Шрифт:
Интервал:
Закладка:
С конца XV в. в торговле рыбой и ее потреблении появился новый персонаж, постепенно оттеснивший осетров и прочих конкурентов, — треска, которую издавна ловили в Атлантическом океане, а теперь обнаружили в практически неисчерпаемых количествах на отмелях Террановы. За пользование этими водами разгорелась самая настоящая война — баски, французы, голландцы, англичане участвовали в ней, утверждая свое право на ловлю трески силой оружия и пушечными залпами. В конце концов только нации, имевшие сильный флот, а именно англичане и французы, сохранили право на эти отмели. Треска вяленая и соленая, штокфиш и лабардан, приобретаемые первая на вес, а вторая — поштучно, появились на столах у широких слоев населения, особенно в городах.

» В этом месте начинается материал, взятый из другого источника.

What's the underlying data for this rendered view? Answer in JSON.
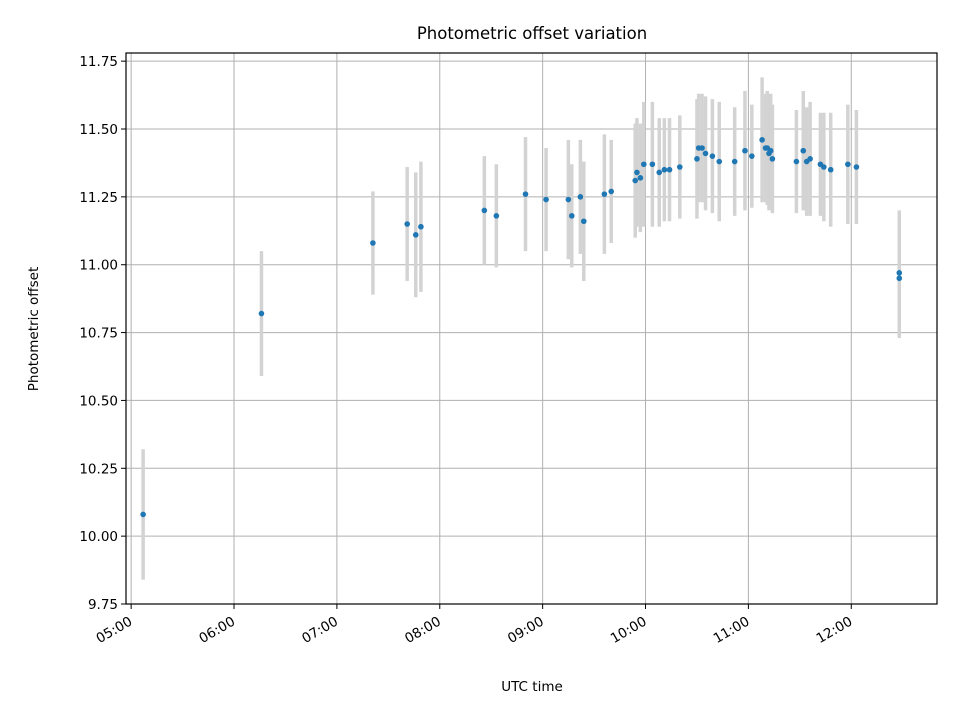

И все же потребление рыбы по-прежнему содержит целый ряд культурных коннотаций, которые мешают этому продукту завоевать подлинно «всеобщие» симпатии. Рыба, подвергшаяся обработке, вызывает ассоциации с бедностью и подчиненным положением. Свежая рыба говорит о богатстве, но о богатстве едва ли завидном, так как рыба не насыщает, это — «легкая» еда, именно поэтому постная, которой могут в полной мере наслаждаться лишь те, кому ежедневно не угрожает голод. В том и в другом смысле рыба с трудом отвоевывала себе место среди пищевых ценностей, к которым все общество относилось бы положительно: рыбу ели, и даже в больших количествах, но в культурном плане она все равно воспринималась как заменитель мяса.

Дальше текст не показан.